What a morning! Despite the fact that the resident groups had reentered Johnstone Strait via Blackney Pass around midnight; despite the fact that they went east, stalled and then turned back to the west by 2am; despite the fact that they retraced their steps and went through Blackney Pass, at least the A23s did, at 5:20am, the morning really belonged to one singular event, a sleeping humpback in front of the Lab. Starting just after daybreak at 7:57am Inukshuk decided to fall deeply asleep. He drifted quietly and slowly, breathed out mists, glistened in the early morning sun. It was a stunningly intimate moment. Never had this happened in this way before so close to the Lab. People spoke in whispers as they watched. Cameras clicked just occasionally. The moment belonged to him.
As he drifted out further from shore there was the concern that he would be vulnerable to boat traffic. Apparently, perhaps tired from a night of feeding, Inukshuk has been seen sleeping in the daytime before. One fairly large boat went by and after it had long passed Inukshuk stirred. As a finale he lifted his fluke, dove and moved on.
The Resident orcas during this time were organising their next moves. Those that had gone through Blackney at 5:30am were now back off the western end of Johnstone Strait. Gathered together were the A54s, A25s, A23s and the I04s, the same gang who have been together over the last several days. It was now 10am.
By 11:35am they had shifted over towards Telegraph Cove and Beaver Cove. It was time for them to start moving. In no particular hurry they turned eastward. By the time they were opposite what is known locally as Little Kaiakash it was early afternoon. The “CP” camp, and those on the Cracroft Point remote camera back at the Lab, watched the orcas’ steady playful progression. Mostly mid strait, with some nearer Vancouver Island, they were followed by the inevitable boats. A60 had gotten ahead and was busying himself at 12:35pm going back and forth closer to the “CP” camera. By 1:35pm the various groups were passing Cracroft Point to the east.
By 1:45pm orcas were near Kaikash, along the Vancouver Island side.
At 1:56pm some of the A54s went in for a brief rub along Vancouver Island and then continued east. Passage eastward by the slightly more energised orcas was as before, with the various groups spread out making way. By 3:24pm, the A54s were ready for another rub, this time at Strider beach. The rub would last for about half an hour during which all the groups but not all individuals were involved. Collectively the orcas were concentrated on Strider and Main beach area but they only clearly rubbed at Strider. While doing so, close loud calls from the different groups were heard (not seen due to technical difficulties) at Main beach. The impression was that the whales not immediately involved at Strider were lingering close to Main not far away.
Half an hour later the orcas finally began to pull away from Strider beach.
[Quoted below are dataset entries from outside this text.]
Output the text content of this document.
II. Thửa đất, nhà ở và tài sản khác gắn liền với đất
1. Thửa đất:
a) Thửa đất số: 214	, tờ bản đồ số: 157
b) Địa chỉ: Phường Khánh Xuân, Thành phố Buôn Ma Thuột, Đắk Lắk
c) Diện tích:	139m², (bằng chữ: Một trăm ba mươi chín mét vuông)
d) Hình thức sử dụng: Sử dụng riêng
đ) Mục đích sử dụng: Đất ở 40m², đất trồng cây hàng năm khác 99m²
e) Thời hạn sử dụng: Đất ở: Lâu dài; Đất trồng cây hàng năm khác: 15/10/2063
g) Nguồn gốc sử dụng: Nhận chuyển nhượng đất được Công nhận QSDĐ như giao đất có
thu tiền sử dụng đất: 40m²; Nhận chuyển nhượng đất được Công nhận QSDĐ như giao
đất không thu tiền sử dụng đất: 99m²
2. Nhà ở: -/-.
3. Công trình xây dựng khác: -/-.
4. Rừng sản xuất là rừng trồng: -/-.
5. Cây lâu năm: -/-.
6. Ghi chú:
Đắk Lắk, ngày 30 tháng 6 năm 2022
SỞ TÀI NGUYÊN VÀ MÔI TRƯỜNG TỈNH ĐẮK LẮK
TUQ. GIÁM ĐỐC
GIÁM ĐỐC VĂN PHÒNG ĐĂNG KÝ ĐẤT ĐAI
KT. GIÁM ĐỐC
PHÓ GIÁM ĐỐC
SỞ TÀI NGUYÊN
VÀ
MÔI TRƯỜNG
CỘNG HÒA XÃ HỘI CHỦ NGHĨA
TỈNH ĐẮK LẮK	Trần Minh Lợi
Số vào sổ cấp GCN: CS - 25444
Main beach had been abandoned before this. A few of the orcas attempted to follow but could not resist returning for another go, crisscrossing with those attempting to follow the others west. By 4:10pm all whales were westbound.
The currents during this part of the month’s cycle are not as strong as just a few days ago, so the whales made reasonable time back past Kaizumi, Kaikash and Cracroft Point. Three loud cruise ships entering the Strait via Blackney Pass and a tug pulling a log barge, already in the Strait, did not help with tracking the whales acoustically. The strong afternoon glare was not much help either. As the whales shifted toward the entrance of Blackney, Megan watched A61 head in. By 6:07pm, the Lab started to track the various groups though the Pass. The A54s, fragmented somewhat into smaller groups, had overtaken A61 and were in the lead. The A23s followed along with the rest of the A54s. The A25s managed their way next followed by the I04s who obligingly stayed together as a group mid channel. A60, like the A25s was further over nearer the Parson and Swanson Island shores.
As with the previous evening, the orcas headed off into the lovely sunset in Blackfish Sound, their calls becoming distant as they went. By 8:13pm no further calls were heard. They made a final declaration in Blackfish Sound an hour later. The A54s, perhaps now behind the others, made distant calls for about 10 minutes before they disappeared into Weynton Passage.
The A5s, who presumably proceeded the A54s back to Johnstone Strait were first heard on the Kaizumi system at 11:30pm as they, with the A30s (heard at 11:43pm) advanced eastward in the Strait. Calls ended just before midnight with no I15 type calls detected, so it was not clear whether or not the I04s were still with the “As”. Humpback noises and dolphin chatter helped to fill in the Johnstone Strait soundscape as the day ended.